How do I know if my car insurance covers medical bills?

Written on behalf of Abramson Smith Waldsmith LLP

If you recently sustained or caused injuries in an accident in California, you may be concerned about whether or not your insurance policy covers medical costs. The best source of information is your insurance company. If you sign into your policy online or view your insurance card, it should show you what your policy covers and does not cover. If you financed your car, there may be a greater likelihood that you have full coverage.

NerdWallet notes that one single auto insurance policy can include multiple types of coverage. The minimum coverage required depends on your state. In some states, you may only need liability insurance. In others, you may need to get personal injury protection, uninsured or underinsured motorist coverage or all of the above.

If you own your car free and clear, then you may have only opted for liability insurance. This generally covers the cost of medical expenses for other injured parties, such as a driver and their passengers, cyclists or pedestrians. Note that you may first have to pay some money out of pocket, which is known as the deductible. After paying this deductible, your insurance company pays up to a predetermined limit and then the remaining expenses may fall on you.

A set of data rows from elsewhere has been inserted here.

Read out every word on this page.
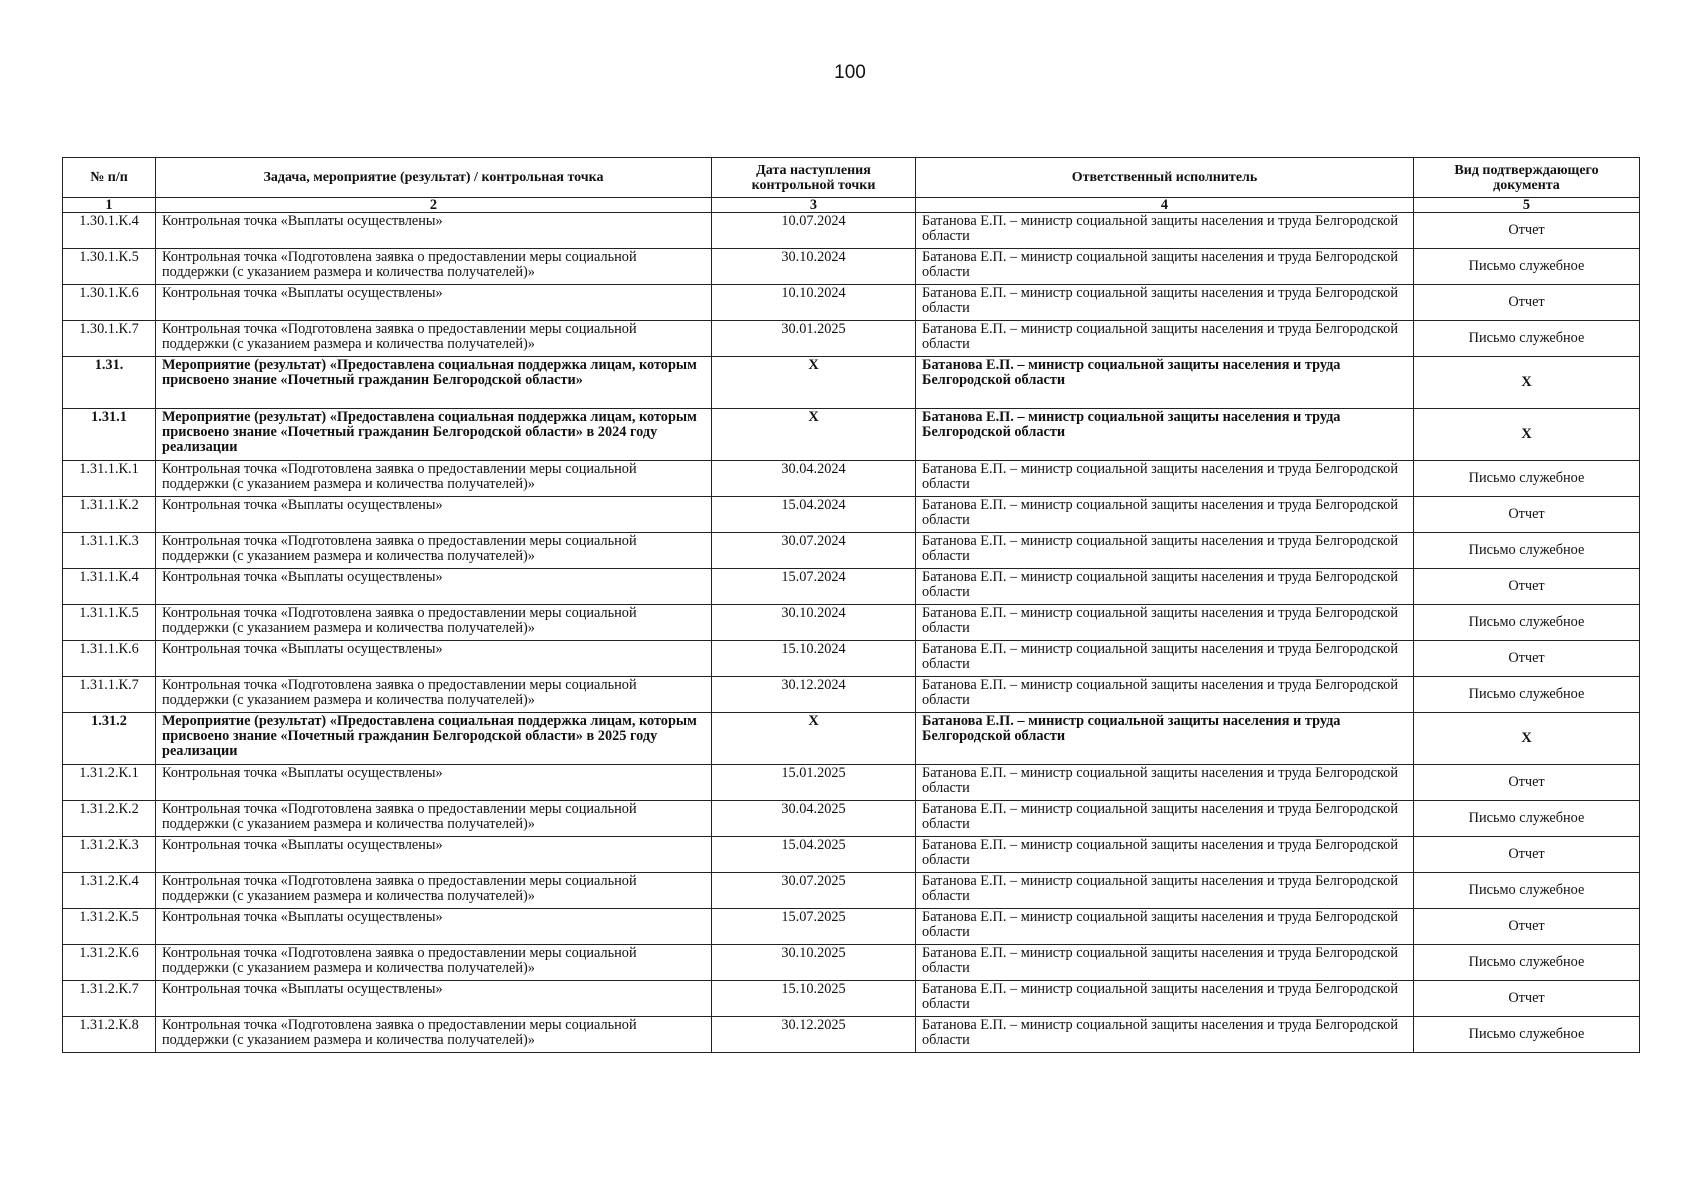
100
№ п/п	Задача, мероприятие (результат) / контрольная точка	Дата наступления контрольной точки	Ответственный исполнитель	Вид подтверждающего документа
1	2	3	4	5
1.30.1.К.4	Контрольная точка «Выплаты осуществлены»	10.07.2024	Батанова Е.П. – министр социальной защиты населения и труда Белгородской области	Отчет
1.30.1.К.5	Контрольная точка «Подготовлена заявка о предоставлении меры социальной поддержки (с указанием размера и количества получателей)»	30.10.2024	Батанова Е.П. – министр социальной защиты населения и труда Белгородской области	Письмо служебное
1.30.1.К.6	Контрольная точка «Выплаты осуществлены»	10.10.2024	Батанова Е.П. – министр социальной защиты населения и труда Белгородской области	Отчет
1.30.1.К.7	Контрольная точка «Подготовлена заявка о предоставлении меры социальной поддержки (с указанием размера и количества получателей)»	30.01.2025	Батанова Е.П. – министр социальной защиты населения и труда Белгородской области	Письмо служебное
1.31.	Мероприятие (результат) «Предоставлена социальная поддержка лицам, которым присвоено знание «Почетный гражданин Белгородской области»	X	Батанова Е.П. – министр социальной защиты населения и труда Белгородской области	X
1.31.1	Мероприятие (результат) «Предоставлена социальная поддержка лицам, которым присвоено знание «Почетный гражданин Белгородской области» в 2024 году реализации	X	Батанова Е.П. – министр социальной защиты населения и труда Белгородской области	X
1.31.1.К.1	Контрольная точка «Подготовлена заявка о предоставлении меры социальной поддержки (с указанием размера и количества получателей)»	30.04.2024	Батанова Е.П. – министр социальной защиты населения и труда Белгородской области	Письмо служебное
1.31.1.К.2	Контрольная точка «Выплаты осуществлены»	15.04.2024	Батанова Е.П. – министр социальной защиты населения и труда Белгородской области	Отчет
1.31.1.К.3	Контрольная точка «Подготовлена заявка о предоставлении меры социальной поддержки (с указанием размера и количества получателей)»	30.07.2024	Батанова Е.П. – министр социальной защиты населения и труда Белгородской области	Письмо служебное
1.31.1.К.4	Контрольная точка «Выплаты осуществлены»	15.07.2024	Батанова Е.П. – министр социальной защиты населения и труда Белгородской области	Отчет
1.31.1.К.5	Контрольная точка «Подготовлена заявка о предоставлении меры социальной поддержки (с указанием размера и количества получателей)»	30.10.2024	Батанова Е.П. – министр социальной защиты населения и труда Белгородской области	Письмо служебное
1.31.1.К.6	Контрольная точка «Выплаты осуществлены»	15.10.2024	Батанова Е.П. – министр социальной защиты населения и труда Белгородской области	Отчет
1.31.1.К.7	Контрольная точка «Подготовлена заявка о предоставлении меры социальной поддержки (с указанием размера и количества получателей)»	30.12.2024	Батанова Е.П. – министр социальной защиты населения и труда Белгородской области	Письмо служебное
1.31.2	Мероприятие (результат) «Предоставлена социальная поддержка лицам, которым присвоено знание «Почетный гражданин Белгородской области» в 2025 году реализации	X	Батанова Е.П. – министр социальной защиты населения и труда Белгородской области	X
1.31.2.К.1	Контрольная точка «Выплаты осуществлены»	15.01.2025	Батанова Е.П. – министр социальной защиты населения и труда Белгородской области	Отчет
1.31.2.К.2	Контрольная точка «Подготовлена заявка о предоставлении меры социальной поддержки (с указанием размера и количества получателей)»	30.04.2025	Батанова Е.П. – министр социальной защиты населения и труда Белгородской области	Письмо служебное
1.31.2.К.3	Контрольная точка «Выплаты осуществлены»	15.04.2025	Батанова Е.П. – министр социальной защиты населения и труда Белгородской области	Отчет
1.31.2.К.4	Контрольная точка «Подготовлена заявка о предоставлении меры социальной поддержки (с указанием размера и количества получателей)»	30.07.2025	Батанова Е.П. – министр социальной защиты населения и труда Белгородской области	Письмо служебное
1.31.2.К.5	Контрольная точка «Выплаты осуществлены»	15.07.2025	Батанова Е.П. – министр социальной защиты населения и труда Белгородской области	Отчет
1.31.2.К.6	Контрольная точка «Подготовлена заявка о предоставлении меры социальной поддержки (с указанием размера и количества получателей)»	30.10.2025	Батанова Е.П. – министр социальной защиты населения и труда Белгородской области	Письмо служебное
1.31.2.К.7	Контрольная точка «Выплаты осуществлены»	15.10.2025	Батанова Е.П. – министр социальной защиты населения и труда Белгородской области	Отчет
1.31.2.К.8	Контрольная точка «Подготовлена заявка о предоставлении меры социальной поддержки (с указанием размера и количества получателей)»	30.12.2025	Батанова Е.П. – министр социальной защиты населения и труда Белгородской области	Письмо служебное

The medical costs for you and your passengers are not covered under liability insurance. Your health insurance may chip in to cover some of your own medical bills. However, unless your passengers are covered under your policy, such as your spouse or kids, you may become financially liable for their medical bills out of pocket.

To avoid ending up in this situation, it is a good idea to get personal injury protection or medical payments insurance. Shortened as PIP, this type of insurance may also help to cover lost wages related to injuries and temporary disability. If someone becomes permanently disabled or dies as a result of the accident and you are at-fault, they or their survivors may decide to sue.